Saturday, April 25, 2020

HENRY GIROUX: PROTESTING FOR THE FREEDOM TO KILL OTHERS

This is spot on. Deep bow of gratitude, as always, for the strong, wise, and essential voice of truth that Henry Giroux has embodied for decades.
I’m also moved to add this comment by Julian Friedland, an excellent response — “The social distancing equaling communism meme is interesting and revealing for it suggests that the anger comes from merely being asked to consider the interests of others. And this is indeed what is occurring. So the stakes are high in this sense of undermining self interest as the only drive. If it succeeds, we may come out of this transformed into a more virtuous economic attitude in which we tend to act through greater moral self awareness. So this is quite accurately what the protester above is desperately hostile to. The idea of having to actually stop being entirely selfish all the time.” 

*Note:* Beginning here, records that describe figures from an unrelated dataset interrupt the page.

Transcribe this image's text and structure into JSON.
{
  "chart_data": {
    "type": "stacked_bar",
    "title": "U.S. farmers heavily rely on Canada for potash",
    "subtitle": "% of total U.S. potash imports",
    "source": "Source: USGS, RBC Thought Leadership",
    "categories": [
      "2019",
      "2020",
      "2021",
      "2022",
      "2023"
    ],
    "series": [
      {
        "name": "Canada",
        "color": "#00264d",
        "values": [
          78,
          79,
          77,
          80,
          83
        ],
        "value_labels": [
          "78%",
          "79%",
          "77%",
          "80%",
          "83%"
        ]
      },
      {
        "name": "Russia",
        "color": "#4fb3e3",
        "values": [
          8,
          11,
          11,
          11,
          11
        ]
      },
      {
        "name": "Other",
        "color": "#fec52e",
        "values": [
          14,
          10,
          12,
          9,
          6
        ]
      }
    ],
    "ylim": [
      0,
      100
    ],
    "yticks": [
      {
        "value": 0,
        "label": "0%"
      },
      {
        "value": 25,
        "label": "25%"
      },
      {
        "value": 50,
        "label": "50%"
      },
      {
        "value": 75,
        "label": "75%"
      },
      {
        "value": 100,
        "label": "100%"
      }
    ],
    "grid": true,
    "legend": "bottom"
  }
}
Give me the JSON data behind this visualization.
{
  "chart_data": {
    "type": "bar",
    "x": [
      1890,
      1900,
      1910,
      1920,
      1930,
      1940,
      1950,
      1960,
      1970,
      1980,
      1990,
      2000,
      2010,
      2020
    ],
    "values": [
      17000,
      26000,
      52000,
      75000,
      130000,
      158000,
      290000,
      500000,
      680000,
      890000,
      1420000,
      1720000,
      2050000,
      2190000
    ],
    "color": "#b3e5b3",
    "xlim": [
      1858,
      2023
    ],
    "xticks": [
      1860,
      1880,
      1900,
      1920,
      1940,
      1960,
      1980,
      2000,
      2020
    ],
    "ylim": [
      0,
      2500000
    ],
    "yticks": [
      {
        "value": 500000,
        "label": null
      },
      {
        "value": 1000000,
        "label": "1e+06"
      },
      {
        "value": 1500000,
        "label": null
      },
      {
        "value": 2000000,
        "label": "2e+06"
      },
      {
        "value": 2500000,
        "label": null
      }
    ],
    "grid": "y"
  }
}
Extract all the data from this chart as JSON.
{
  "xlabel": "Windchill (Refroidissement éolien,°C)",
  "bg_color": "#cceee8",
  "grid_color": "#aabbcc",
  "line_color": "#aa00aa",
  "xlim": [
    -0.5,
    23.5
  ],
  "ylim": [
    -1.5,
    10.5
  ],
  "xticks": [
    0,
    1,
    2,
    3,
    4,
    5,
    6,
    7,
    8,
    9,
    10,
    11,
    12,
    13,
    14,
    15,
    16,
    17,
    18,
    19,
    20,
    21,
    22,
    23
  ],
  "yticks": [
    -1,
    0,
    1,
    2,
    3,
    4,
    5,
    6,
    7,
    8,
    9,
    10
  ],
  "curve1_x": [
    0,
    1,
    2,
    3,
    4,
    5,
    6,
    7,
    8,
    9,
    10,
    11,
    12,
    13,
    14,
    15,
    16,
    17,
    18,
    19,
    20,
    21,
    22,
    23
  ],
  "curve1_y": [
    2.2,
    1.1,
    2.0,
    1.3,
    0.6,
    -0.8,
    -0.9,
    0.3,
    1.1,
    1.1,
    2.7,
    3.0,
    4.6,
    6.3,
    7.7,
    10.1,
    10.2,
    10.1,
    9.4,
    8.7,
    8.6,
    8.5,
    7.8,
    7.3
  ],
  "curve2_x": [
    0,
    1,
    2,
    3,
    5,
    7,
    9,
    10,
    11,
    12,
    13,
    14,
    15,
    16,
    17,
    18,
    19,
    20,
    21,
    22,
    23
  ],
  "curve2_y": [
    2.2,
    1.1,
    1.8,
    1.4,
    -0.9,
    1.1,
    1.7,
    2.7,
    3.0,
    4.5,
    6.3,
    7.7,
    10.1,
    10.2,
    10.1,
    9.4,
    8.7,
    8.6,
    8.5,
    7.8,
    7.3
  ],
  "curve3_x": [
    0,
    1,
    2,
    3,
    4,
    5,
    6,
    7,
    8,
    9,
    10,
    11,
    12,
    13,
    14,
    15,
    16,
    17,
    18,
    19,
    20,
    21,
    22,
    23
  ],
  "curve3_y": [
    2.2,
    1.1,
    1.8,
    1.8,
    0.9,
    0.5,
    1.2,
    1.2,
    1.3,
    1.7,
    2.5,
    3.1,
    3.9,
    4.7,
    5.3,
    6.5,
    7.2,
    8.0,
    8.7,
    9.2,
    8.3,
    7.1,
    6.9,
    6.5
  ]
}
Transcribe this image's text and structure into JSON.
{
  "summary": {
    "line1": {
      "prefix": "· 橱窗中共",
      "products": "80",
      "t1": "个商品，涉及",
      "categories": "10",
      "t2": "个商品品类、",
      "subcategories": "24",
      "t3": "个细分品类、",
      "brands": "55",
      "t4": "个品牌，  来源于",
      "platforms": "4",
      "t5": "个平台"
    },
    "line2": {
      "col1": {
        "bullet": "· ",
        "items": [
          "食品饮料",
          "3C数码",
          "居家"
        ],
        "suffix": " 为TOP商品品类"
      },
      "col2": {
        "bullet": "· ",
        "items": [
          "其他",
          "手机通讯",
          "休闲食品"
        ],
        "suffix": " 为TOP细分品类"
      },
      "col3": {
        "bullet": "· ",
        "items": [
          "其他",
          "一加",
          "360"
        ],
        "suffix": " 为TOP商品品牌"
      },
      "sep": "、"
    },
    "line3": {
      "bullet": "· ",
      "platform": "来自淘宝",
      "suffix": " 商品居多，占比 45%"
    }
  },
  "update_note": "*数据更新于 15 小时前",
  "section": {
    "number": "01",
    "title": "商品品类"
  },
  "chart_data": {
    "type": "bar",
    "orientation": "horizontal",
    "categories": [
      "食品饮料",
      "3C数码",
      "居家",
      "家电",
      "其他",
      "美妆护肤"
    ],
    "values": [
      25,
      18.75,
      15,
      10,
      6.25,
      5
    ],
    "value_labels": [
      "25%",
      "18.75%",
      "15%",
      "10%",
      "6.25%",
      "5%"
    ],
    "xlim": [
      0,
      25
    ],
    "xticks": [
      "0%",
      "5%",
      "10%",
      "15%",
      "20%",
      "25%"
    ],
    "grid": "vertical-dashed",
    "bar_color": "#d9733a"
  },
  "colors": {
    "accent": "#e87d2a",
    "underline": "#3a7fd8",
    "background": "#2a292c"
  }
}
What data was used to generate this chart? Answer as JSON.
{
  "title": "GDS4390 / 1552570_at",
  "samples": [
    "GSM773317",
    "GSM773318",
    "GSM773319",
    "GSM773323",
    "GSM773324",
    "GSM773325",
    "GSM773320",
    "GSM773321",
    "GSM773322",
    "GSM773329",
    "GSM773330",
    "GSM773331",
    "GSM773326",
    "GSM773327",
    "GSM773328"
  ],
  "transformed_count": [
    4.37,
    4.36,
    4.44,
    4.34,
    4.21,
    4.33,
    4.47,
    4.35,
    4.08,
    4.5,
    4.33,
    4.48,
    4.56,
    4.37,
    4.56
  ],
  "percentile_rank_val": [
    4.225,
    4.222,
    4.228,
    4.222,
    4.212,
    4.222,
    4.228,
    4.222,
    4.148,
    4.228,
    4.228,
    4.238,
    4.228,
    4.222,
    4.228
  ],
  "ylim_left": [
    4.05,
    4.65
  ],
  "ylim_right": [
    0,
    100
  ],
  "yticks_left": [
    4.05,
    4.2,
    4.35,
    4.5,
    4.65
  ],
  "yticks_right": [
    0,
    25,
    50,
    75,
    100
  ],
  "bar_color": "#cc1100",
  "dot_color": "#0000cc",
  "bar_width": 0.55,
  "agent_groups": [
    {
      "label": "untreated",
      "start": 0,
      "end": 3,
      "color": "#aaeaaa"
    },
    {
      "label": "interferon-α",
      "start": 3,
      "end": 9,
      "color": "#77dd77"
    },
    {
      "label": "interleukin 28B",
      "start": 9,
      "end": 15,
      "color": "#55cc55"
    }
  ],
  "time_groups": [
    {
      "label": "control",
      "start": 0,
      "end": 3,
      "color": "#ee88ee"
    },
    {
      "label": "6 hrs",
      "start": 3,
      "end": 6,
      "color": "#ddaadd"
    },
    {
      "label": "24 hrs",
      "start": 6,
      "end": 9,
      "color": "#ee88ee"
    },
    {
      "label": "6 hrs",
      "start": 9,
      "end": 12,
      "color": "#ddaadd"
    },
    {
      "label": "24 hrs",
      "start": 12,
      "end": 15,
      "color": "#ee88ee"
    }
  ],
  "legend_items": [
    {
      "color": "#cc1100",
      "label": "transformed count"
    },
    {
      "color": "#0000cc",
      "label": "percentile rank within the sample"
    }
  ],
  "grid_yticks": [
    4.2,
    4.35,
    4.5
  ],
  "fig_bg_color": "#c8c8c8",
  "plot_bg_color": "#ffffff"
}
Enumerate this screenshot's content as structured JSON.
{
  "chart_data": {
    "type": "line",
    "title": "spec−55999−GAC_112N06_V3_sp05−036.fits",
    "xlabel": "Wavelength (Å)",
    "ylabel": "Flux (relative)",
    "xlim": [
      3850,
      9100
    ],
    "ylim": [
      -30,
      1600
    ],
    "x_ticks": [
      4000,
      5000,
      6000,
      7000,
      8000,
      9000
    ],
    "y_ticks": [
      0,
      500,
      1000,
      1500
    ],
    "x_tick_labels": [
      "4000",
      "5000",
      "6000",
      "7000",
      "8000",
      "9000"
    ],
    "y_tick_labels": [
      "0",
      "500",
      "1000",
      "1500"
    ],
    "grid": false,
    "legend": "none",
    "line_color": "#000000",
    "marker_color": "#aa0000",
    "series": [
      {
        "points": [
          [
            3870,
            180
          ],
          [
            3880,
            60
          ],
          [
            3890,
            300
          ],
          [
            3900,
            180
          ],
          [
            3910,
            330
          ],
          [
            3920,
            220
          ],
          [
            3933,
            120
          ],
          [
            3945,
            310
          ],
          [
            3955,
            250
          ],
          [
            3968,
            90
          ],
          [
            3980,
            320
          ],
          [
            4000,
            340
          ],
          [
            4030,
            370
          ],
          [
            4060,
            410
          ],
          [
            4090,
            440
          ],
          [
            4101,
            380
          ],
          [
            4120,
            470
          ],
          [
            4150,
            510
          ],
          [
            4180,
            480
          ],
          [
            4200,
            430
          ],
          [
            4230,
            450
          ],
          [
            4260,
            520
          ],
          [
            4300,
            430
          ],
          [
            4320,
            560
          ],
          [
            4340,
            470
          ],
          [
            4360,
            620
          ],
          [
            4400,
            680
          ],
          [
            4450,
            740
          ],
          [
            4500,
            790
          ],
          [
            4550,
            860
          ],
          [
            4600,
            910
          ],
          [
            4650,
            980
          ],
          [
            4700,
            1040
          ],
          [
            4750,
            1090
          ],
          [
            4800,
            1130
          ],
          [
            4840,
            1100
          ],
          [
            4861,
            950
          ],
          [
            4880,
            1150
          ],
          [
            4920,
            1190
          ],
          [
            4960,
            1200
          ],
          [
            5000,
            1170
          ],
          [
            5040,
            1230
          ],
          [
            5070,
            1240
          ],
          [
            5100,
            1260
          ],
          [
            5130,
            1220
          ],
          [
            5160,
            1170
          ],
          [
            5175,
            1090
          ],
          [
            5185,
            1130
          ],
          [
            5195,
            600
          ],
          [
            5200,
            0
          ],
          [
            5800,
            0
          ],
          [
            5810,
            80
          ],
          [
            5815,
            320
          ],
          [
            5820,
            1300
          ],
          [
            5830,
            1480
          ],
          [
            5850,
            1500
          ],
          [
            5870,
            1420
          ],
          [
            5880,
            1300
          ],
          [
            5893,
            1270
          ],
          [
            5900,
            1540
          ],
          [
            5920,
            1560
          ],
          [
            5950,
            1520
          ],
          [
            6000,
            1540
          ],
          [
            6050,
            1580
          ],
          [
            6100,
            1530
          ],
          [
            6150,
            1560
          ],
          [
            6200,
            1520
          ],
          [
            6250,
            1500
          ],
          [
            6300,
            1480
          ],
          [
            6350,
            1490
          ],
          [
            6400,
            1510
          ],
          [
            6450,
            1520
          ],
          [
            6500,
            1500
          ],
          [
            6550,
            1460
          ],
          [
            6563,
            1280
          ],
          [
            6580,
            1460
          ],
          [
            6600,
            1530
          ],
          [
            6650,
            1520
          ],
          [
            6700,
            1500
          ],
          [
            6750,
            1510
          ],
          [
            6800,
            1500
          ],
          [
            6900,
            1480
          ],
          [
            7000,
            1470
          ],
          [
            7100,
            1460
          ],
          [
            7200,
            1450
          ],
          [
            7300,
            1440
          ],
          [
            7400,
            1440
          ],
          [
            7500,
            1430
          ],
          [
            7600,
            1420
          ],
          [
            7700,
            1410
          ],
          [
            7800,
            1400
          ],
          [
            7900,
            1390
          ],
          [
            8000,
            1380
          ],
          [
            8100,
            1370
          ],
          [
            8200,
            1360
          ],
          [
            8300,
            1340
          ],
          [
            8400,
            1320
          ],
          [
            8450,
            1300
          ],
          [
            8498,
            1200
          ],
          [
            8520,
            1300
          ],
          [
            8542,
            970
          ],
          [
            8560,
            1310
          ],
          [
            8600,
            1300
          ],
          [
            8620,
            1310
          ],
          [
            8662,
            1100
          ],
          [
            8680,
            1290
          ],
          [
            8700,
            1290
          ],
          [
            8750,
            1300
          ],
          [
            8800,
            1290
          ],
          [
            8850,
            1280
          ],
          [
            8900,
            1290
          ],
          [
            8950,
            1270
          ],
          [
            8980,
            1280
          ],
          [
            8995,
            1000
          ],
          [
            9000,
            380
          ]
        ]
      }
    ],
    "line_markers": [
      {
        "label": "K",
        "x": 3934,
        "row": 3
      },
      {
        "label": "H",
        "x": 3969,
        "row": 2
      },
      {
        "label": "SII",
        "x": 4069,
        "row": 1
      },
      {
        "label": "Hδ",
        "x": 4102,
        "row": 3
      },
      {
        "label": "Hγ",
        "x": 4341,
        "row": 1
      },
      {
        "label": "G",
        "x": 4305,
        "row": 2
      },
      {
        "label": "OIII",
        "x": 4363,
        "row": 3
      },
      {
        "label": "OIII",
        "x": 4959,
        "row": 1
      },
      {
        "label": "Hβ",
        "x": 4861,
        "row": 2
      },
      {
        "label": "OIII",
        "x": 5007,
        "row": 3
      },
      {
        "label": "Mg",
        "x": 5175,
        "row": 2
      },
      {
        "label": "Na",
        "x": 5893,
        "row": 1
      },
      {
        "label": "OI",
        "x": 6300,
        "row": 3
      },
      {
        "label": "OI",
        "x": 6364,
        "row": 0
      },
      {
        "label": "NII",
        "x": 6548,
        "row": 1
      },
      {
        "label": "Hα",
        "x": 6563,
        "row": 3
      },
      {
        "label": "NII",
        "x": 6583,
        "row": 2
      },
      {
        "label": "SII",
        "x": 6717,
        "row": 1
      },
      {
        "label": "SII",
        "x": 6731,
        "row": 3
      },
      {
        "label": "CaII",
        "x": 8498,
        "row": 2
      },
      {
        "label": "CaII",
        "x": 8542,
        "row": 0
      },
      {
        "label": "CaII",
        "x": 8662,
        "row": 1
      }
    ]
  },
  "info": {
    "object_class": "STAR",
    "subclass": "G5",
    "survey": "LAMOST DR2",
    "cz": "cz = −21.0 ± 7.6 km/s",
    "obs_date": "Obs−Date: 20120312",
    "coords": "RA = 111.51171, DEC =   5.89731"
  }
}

This is what neoliberal fascism looks like with its combined registers of stupidity, ideological fundamentalism, and lack of any sense of social responsibility. Moral depravity fueled by a culture of privatized individuals and the notion that the government is the enemy of freedom.
What this means is that anything that interferes with the market is outside of the boundaries of freedom. This type of market fundamentalism is one of the hallmarks of an updated fascism propelled by conservative disimagination machines. Its organizing principles push the ideas that economic activity is unburdened by social costs and individual liberty in its pursuit of freedom has no moral constraints, including being accountable for the death of others who interfere with reducing individuals to consumers and consumption as the only act of citizenship.
At the same time, it has no problem with allowing the government to be taken over by the power of big corporations and the financial elite and the use of the government to restrict the rights of workers, women's control over their bodies, the civil liberties of undocumented immigrants, and the power of the carceral state to impose racialized mass incarceration.